Orthodox synagogue in Crete, Greece

The Etz Hayyim Synagogue (בית הכנסת עץ חיים) is an Orthodox Jewish congregation and synagogue, located in Chania on the island of Crete, in Greece. Constructed as a church, the building was converted into a synagogue in the 17th century. It is the only surviving remnant of the island's Romaniote Jewish community.

== Overview ==
The synagogue fell into disuse and ruin after the deportation and drowning of the Jewish community of Chania in July 1944.

After being restored during the late 1990s, the synagogue (with its mikveh) became a tourist destination and attracted visits from foreign dignitaries including the Queen Sofía of Spain and King Constantine II of Greece, both of whom made an unannounced visit to the site in March 2006.

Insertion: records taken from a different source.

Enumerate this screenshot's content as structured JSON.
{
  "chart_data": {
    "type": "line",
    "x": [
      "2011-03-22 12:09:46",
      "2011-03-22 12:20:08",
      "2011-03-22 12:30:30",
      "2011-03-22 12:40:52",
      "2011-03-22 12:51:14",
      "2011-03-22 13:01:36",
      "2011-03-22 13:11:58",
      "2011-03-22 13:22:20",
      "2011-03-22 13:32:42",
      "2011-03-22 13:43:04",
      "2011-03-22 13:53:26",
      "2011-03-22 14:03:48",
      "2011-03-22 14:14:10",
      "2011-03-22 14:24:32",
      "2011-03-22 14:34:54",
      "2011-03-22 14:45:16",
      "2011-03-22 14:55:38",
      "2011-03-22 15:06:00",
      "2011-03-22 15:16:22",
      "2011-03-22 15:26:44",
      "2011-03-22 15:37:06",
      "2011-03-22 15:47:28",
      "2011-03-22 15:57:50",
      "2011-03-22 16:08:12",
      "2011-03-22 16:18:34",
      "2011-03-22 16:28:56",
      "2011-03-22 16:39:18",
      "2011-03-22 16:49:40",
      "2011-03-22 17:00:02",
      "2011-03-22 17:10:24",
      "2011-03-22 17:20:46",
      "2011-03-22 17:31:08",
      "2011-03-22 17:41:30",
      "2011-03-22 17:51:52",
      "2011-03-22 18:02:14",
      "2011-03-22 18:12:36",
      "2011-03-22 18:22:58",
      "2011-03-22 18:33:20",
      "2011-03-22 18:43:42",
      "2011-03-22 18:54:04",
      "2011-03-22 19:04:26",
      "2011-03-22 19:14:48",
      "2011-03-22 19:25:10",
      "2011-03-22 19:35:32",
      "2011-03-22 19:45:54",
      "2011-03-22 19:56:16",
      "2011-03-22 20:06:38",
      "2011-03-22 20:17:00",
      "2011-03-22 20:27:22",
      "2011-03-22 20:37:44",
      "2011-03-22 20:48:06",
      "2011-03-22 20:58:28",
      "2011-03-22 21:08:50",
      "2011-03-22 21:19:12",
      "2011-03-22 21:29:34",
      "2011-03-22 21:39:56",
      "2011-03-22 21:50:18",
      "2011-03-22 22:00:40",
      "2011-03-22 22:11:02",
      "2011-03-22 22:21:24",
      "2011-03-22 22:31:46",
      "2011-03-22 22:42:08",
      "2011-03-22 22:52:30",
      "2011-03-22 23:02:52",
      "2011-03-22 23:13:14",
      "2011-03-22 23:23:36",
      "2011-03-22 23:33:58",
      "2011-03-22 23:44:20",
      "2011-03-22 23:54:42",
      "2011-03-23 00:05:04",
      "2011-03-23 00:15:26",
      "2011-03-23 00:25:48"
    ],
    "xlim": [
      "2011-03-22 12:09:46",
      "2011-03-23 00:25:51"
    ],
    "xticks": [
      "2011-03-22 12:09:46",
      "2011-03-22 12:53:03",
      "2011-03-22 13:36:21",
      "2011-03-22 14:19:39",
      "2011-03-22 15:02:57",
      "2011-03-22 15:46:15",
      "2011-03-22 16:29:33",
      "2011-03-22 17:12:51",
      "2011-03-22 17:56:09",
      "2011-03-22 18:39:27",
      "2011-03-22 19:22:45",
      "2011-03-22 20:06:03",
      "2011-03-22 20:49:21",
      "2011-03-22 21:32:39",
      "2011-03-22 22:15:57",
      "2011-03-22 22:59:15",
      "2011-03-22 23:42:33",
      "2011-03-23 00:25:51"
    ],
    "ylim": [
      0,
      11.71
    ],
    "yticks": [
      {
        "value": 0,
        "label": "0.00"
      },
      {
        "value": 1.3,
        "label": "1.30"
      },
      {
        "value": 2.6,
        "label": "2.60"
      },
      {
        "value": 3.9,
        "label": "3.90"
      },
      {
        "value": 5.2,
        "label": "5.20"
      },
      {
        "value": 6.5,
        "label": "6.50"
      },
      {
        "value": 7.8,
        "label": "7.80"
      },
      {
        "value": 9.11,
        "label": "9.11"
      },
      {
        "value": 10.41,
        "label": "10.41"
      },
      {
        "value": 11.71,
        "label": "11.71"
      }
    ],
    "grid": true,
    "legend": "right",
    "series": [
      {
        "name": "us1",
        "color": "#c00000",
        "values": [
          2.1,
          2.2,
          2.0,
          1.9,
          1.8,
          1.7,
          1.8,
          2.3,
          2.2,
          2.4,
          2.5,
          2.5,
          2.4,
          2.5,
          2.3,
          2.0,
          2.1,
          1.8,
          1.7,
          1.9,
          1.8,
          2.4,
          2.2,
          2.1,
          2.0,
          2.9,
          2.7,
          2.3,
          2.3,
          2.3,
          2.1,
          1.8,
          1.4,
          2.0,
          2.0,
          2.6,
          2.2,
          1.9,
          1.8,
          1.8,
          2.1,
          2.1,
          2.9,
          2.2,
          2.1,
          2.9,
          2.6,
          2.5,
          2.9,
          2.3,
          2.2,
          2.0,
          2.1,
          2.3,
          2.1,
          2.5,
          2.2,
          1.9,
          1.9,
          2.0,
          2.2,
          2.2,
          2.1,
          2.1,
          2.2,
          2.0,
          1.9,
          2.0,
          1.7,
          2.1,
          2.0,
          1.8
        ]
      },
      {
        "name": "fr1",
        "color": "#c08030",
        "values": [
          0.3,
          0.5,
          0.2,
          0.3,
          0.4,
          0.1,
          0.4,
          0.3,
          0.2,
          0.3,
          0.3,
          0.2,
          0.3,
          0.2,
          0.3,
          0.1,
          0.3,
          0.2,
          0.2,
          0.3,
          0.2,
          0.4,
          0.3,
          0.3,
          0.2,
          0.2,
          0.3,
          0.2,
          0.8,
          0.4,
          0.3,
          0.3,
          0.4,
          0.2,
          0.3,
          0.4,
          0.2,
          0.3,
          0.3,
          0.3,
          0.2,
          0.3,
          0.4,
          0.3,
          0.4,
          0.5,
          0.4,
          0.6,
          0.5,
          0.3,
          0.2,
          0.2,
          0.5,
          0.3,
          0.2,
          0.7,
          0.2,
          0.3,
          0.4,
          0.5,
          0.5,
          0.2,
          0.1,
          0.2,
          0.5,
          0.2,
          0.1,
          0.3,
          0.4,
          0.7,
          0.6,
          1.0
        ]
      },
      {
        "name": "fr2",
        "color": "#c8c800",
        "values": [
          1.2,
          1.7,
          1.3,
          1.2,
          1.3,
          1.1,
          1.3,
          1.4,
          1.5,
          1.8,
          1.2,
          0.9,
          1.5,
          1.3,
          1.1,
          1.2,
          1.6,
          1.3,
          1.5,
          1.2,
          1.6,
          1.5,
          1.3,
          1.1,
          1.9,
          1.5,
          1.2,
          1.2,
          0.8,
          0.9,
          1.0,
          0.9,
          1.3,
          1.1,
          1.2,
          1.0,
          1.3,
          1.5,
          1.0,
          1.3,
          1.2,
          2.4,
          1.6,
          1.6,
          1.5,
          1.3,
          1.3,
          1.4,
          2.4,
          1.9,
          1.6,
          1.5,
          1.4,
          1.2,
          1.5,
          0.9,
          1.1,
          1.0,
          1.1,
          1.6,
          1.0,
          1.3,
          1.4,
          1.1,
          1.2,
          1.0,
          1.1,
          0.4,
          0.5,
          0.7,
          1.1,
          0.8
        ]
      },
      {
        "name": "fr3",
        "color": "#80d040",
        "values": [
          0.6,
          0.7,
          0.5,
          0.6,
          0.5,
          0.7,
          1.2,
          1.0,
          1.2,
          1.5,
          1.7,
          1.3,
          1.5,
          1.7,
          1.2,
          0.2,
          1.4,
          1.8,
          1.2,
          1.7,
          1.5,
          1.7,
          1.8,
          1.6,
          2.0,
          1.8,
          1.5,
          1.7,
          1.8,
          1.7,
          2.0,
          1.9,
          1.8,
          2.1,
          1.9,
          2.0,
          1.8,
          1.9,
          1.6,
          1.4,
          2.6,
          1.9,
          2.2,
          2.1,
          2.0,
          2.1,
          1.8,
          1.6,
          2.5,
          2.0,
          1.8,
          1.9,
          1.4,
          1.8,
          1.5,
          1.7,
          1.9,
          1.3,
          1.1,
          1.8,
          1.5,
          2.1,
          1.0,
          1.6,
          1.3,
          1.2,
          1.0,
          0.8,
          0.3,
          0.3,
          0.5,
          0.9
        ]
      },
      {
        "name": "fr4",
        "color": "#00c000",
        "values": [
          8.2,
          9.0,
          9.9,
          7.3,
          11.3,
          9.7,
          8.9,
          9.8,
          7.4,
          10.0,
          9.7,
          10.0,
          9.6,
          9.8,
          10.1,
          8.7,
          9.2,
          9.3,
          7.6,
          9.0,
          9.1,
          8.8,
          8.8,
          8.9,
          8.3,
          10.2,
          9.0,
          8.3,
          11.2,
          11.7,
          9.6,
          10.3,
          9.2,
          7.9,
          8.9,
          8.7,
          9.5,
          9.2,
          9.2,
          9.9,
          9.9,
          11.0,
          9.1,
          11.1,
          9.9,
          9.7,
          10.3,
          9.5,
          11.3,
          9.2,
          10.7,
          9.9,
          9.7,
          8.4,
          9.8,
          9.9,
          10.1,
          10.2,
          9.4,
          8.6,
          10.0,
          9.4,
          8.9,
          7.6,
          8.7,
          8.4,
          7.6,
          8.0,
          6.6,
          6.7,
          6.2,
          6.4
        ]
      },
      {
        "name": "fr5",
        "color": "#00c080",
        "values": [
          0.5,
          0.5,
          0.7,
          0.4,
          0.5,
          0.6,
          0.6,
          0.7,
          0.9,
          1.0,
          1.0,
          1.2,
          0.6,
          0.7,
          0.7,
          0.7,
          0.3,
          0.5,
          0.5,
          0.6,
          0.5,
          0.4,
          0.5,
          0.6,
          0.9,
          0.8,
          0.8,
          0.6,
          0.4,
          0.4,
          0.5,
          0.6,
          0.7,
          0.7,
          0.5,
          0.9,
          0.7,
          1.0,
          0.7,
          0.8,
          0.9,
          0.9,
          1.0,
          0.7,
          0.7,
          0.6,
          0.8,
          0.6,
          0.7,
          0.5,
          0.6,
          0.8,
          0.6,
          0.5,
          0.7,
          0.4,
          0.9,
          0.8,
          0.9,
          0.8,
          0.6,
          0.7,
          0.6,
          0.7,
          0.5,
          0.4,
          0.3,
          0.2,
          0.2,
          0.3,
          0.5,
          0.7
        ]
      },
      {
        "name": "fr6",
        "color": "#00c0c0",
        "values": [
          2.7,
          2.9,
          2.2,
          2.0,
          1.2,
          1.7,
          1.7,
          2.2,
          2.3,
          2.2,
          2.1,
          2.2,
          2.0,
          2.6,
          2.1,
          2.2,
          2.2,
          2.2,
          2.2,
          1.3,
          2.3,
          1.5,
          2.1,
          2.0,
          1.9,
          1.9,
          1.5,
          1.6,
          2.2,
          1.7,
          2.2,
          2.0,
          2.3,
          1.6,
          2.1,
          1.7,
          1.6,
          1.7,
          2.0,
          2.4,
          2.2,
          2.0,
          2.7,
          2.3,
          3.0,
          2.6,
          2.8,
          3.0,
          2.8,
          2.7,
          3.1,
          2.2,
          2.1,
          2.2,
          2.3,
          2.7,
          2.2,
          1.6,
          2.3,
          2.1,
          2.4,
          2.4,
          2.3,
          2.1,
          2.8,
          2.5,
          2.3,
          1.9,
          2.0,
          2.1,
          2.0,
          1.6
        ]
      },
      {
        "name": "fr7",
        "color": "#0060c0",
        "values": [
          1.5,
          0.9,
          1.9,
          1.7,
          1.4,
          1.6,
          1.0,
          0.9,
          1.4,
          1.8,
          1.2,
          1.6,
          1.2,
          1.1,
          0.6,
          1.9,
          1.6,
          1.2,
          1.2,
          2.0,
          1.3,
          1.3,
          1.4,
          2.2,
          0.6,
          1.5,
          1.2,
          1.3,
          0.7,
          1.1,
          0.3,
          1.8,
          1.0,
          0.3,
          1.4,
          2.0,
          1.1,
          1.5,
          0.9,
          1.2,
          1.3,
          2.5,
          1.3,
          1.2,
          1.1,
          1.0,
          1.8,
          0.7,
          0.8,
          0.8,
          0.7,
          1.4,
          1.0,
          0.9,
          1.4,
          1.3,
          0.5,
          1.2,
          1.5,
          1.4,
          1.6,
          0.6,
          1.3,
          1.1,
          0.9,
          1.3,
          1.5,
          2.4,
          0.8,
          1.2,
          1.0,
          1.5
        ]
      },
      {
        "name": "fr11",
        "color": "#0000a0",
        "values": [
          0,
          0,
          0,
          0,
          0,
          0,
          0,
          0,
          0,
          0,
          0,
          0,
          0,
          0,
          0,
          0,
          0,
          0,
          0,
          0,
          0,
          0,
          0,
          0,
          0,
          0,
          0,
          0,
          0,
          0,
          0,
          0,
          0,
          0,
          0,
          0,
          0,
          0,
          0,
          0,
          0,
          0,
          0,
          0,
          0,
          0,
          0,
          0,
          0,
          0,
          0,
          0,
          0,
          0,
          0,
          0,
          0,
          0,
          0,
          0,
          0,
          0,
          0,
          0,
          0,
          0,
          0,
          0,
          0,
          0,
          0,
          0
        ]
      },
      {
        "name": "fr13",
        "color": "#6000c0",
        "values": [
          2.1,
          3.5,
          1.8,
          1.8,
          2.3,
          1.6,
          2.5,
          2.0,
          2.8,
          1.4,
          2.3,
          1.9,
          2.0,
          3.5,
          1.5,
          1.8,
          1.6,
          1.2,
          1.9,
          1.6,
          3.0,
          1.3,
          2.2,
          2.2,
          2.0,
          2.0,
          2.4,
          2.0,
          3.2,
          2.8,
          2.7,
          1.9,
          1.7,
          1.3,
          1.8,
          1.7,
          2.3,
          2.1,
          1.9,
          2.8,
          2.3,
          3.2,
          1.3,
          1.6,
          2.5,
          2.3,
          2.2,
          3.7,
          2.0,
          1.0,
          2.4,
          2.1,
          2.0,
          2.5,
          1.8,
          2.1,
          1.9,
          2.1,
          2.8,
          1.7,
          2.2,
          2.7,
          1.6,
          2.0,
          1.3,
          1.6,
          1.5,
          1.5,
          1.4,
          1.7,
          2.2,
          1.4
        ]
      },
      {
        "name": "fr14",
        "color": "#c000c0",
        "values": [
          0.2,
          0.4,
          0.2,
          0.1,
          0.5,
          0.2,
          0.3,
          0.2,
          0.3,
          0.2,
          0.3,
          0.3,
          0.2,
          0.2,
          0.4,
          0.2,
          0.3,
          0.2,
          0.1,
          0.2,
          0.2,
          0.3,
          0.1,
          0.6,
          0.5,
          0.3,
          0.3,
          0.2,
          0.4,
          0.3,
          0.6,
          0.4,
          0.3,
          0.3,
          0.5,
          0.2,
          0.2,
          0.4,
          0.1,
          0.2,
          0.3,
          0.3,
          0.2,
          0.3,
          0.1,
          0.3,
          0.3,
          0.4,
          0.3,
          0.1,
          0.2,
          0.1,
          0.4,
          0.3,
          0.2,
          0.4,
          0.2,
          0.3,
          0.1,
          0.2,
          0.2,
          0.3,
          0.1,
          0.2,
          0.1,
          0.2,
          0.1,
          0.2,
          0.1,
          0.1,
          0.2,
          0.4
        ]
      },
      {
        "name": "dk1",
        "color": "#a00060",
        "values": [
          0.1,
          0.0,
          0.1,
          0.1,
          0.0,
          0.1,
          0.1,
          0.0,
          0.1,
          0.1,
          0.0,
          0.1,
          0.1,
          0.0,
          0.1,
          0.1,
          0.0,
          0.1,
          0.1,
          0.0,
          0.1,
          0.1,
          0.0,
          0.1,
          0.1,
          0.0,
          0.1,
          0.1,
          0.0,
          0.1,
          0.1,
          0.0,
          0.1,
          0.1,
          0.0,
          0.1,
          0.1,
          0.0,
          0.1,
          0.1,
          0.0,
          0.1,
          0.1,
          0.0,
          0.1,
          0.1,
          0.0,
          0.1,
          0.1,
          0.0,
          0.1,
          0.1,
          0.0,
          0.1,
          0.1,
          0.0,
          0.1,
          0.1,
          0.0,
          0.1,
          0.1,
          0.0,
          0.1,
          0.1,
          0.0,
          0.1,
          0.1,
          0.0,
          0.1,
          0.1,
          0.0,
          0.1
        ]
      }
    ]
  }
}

The synagogue is seen locally as a symbol of coexistence. Uniquely, almost all of its congregants are non-Jews, with an international team taking care of the congregation work. Occasionally, a rabbi or (during the Jewish holidays) someone who is able to blow the shofar visits the community. Christians and Muslims are welcome to visit. Despite the community's Romaniote past, the congregation today uses primarily the Sephardic custom of Greece and has developed its own Haggadah text.

=== Arson attacks ===
The synagogue was the target of multiple arson attacks in January 2010; fires were set inside the synagogue on 5 and 16 January, and a bar of soap was left outside during the latter, presumably invoking a common Greek-language antisemitic threat which translates to "I'll make you into a bar of soap". The first fire was quickly contained, but the second destroyed 2,500 rare books and manuscripts. Two British men aged 23 and 33, and one Greek man aged 24, were arrested in connection with both attacks after the Greek man confessed to police. Two Americans were also being sought by police in connection with the first attack.